Abdellatif Kéchiche : Le Sacre du printemps





Pour tout le bouquet de succès qu’il vient de récolter ces derniers temps et d’un festival à un autre de l’autre côté de la rive méditerranéenne, notre Abdellatif Kéchiche national a mérité l’attention et les distinctions du Président de sa terre natale. L’Ordre National du Mérite, il le vaut si bien, Monsieur le cinéaste.


 


Onze heures pile, il faisait beau hier sur Tunis. Très beau même et il y avait foule au ministère de la Culture et de la Sauvegarde du Patrimoine. Et pour cause. Le ministre de tutelle, Monsieur Aziz Ben Achour vient de décerner l’Ordre National du Mérite au cinéaste franco-tunisien, Abdellatif Kéchiche. C’était en présence du cortège officiel qui peuple le bâtiment colossal, en bleu et blanc de la kasbah et de bon nombre des membres de la famille artistique en général et cinématographique en particulier de chez nous.


«Il s’agit bien de la volonté de notre Président, toujours attentionné par ce que font nos artistes.
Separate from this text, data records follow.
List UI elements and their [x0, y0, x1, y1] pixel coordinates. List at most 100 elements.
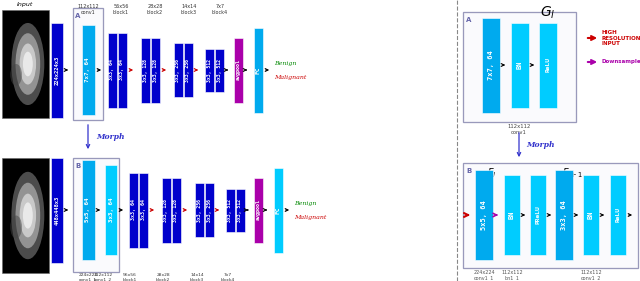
- Text: PReLU: PReLU: [536, 206, 541, 224]
- Bar: [225, 189, 234, 232]
- Text: 3x3, 256: 3x3, 256: [207, 198, 211, 221]
- Text: 5x5, 64: 5x5, 64: [86, 198, 90, 222]
- Bar: [161, 178, 170, 243]
- Bar: [118, 33, 127, 108]
- Bar: [81, 160, 95, 260]
- Bar: [253, 28, 262, 112]
- Bar: [504, 175, 520, 255]
- Text: Downsample: Downsample: [602, 60, 640, 65]
- Bar: [108, 33, 116, 108]
- Bar: [236, 189, 244, 232]
- Text: avgpool: avgpool: [236, 60, 241, 80]
- Bar: [51, 22, 63, 117]
- Bar: [463, 12, 576, 122]
- Bar: [205, 49, 214, 92]
- Text: 7x7
block4: 7x7 block4: [212, 4, 228, 15]
- Bar: [150, 37, 159, 103]
- Text: 28x28
block2: 28x28 block2: [147, 4, 163, 15]
- Bar: [2, 10, 49, 118]
- Text: A: A: [75, 13, 81, 19]
- Text: 3x3, 512: 3x3, 512: [237, 198, 243, 221]
- Text: Benign: Benign: [294, 201, 316, 205]
- Ellipse shape: [12, 23, 44, 105]
- Bar: [273, 167, 282, 253]
- Text: 3x3, 256: 3x3, 256: [186, 58, 191, 81]
- Text: 3x3, 128: 3x3, 128: [163, 198, 168, 221]
- Ellipse shape: [20, 194, 36, 237]
- Text: 3x3, 256: 3x3, 256: [175, 58, 180, 81]
- Text: 3x3, 64: 3x3, 64: [120, 60, 125, 80]
- Ellipse shape: [10, 64, 22, 86]
- Text: 3x3, 128: 3x3, 128: [143, 58, 147, 81]
- Text: avgpool: avgpool: [255, 200, 260, 221]
- Text: 112x112
conv1: 112x112 conv1: [77, 4, 99, 15]
- Text: ReLU: ReLU: [545, 58, 550, 72]
- Text: 56x56
block1: 56x56 block1: [123, 273, 137, 281]
- Bar: [482, 17, 500, 112]
- Text: 3x3, 64: 3x3, 64: [109, 198, 113, 222]
- Bar: [530, 175, 546, 255]
- Bar: [253, 178, 262, 243]
- Bar: [214, 49, 223, 92]
- Text: BN: BN: [588, 211, 594, 219]
- Bar: [129, 173, 138, 248]
- Bar: [105, 165, 117, 255]
- Text: B: B: [466, 168, 471, 174]
- Text: 224x224x3: 224x224x3: [54, 55, 60, 85]
- Bar: [195, 183, 204, 237]
- Text: 3x3, 64: 3x3, 64: [109, 60, 115, 80]
- Text: 112x112
bn1_1: 112x112 bn1_1: [501, 270, 523, 281]
- Bar: [205, 183, 214, 237]
- Bar: [73, 8, 103, 120]
- Text: 3x3, 128: 3x3, 128: [152, 58, 157, 81]
- Bar: [51, 157, 63, 262]
- Bar: [173, 43, 182, 97]
- Ellipse shape: [20, 44, 36, 85]
- Text: Morph: Morph: [96, 133, 125, 141]
- Text: $G_l$: $G_l$: [540, 5, 556, 21]
- Text: Input: Input: [17, 2, 33, 7]
- Text: FC: FC: [255, 66, 260, 74]
- Bar: [610, 175, 626, 255]
- Text: 3x3, 64: 3x3, 64: [131, 200, 136, 221]
- Text: 7x7, 64: 7x7, 64: [488, 50, 494, 80]
- Text: 7x7, 64: 7x7, 64: [86, 58, 90, 82]
- Text: 3x3, 64: 3x3, 64: [561, 200, 567, 230]
- Bar: [463, 163, 638, 268]
- Ellipse shape: [15, 33, 40, 95]
- Ellipse shape: [23, 52, 33, 76]
- Text: Malignant: Malignant: [294, 214, 326, 219]
- Text: 5x5, 64: 5x5, 64: [481, 200, 487, 230]
- Text: HIGH
RESOLUTION
INPUT: HIGH RESOLUTION INPUT: [602, 30, 640, 46]
- Text: 14x14
block3: 14x14 block3: [190, 273, 204, 281]
- Text: 7x7
block4: 7x7 block4: [221, 273, 235, 281]
- Bar: [73, 8, 103, 120]
- Bar: [138, 173, 147, 248]
- Bar: [555, 170, 573, 260]
- Text: 224x224
conv1_1: 224x224 conv1_1: [79, 273, 97, 281]
- Text: 56x56
block1: 56x56 block1: [113, 4, 129, 15]
- Bar: [234, 37, 243, 103]
- Bar: [81, 25, 95, 115]
- Ellipse shape: [23, 202, 33, 229]
- Text: 3x3, 512: 3x3, 512: [216, 58, 221, 81]
- Text: A: A: [466, 17, 472, 23]
- Bar: [583, 175, 599, 255]
- Text: 112x112
conv1: 112x112 conv1: [508, 124, 531, 135]
- Text: Malignant: Malignant: [274, 74, 307, 80]
- Text: 14x14
block3: 14x14 block3: [181, 4, 197, 15]
- Bar: [475, 170, 493, 260]
- Text: Benign: Benign: [274, 60, 296, 65]
- Text: Morph: Morph: [526, 141, 554, 149]
- Text: 448x448x3: 448x448x3: [54, 195, 60, 225]
- Text: 3x3, 512: 3x3, 512: [227, 198, 232, 221]
- Bar: [2, 158, 49, 273]
- Ellipse shape: [15, 183, 40, 248]
- Bar: [73, 158, 119, 272]
- Ellipse shape: [10, 216, 22, 239]
- Text: B: B: [75, 163, 80, 169]
- Text: 3x3, 64: 3x3, 64: [141, 200, 145, 221]
- Text: 112x112
conv1_2: 112x112 conv1_2: [580, 270, 602, 281]
- Text: 112x112
conv1_2: 112x112 conv1_2: [93, 273, 113, 281]
- Bar: [539, 22, 557, 108]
M. Kéchiche nous a honorés, non seulement par «La Graine et le Mulet», son film fétiche de l’année qui a collectionné un panier de prix et une corbeille de Césars et de lauriers de par les festivals du monde, mais qui continue à faire un tabac dans les salles européennes avec des records dans les entrées. Et ce n’est pas tout. Car, le cinéaste a brillé aussi dans d’autres travaux. Nous pensons ici à La Faute de Voltaire et l’Esquive. Ce bricoleur de films à succès, on le connaît déjà. Il  a notamment participé dans des films tunisiens de pur sang en incarnant des rôles divers et en excellant dans le jeu», a précisé le ministre Ben Achour avant de céder la parole au lauréat.


«Je suis très fier de cet honneur. En fait je ne m’attendais pas du tout de voir tant d’invités présents autour de moi. Je suis encore sous l’effet de la surprise et je ne fais que promouvoir une culture qui m’est chère. C’est d’exprimer notre façon de rire, d’aimer, de pleurer. C’est notre côté d’humanité que je tente de mettre en relief. D’un autre côté, je suis et je reste toujours grandement sensible à notre sol. Et c’est pour cette raison que j’ai choisi après 40 ans de vie à l’étranger de m’installer en grande partie ici. C'est-à-dire  parmi vous. Afin de pouvoir me ressourcer le plus dans mon identité», a dit le cinéaste avec un sourire timide à l’égard de l’assistance qui l’a longuement applaudi. Les photographes, eux aussi, l’ont bombardé de leurs flashes afin d’éterniser sur les albums du film tunisien, les instants de gloire.  


Décidément, tout le bonheur cette semaine est dédié au 7ème Art et à un autre enfant (le grand frère dans le cinéma) du pays. La veille, Monsieur Aziz Ben Achour a reçu dans son cabinet une autre grosse pointure qui n’est autre que le producteur de cinéma tunisien Tarak Ben Ammar. L’entretien, nous l’imaginons, a porté sur les moyens de la promotion de l’industrie cinématographique dans nos murs, ainsi que sur la recherche de moyens nouveaux pour  consolider son rayonnement sur le plan international et surtout faire connaître et découvrir davantage les spécificités culturelles et autres de civilisation aux divers peuples du monde. Des projets dans l’air du temps et qui ne vont pas tarder à annoncer leurs couleurs.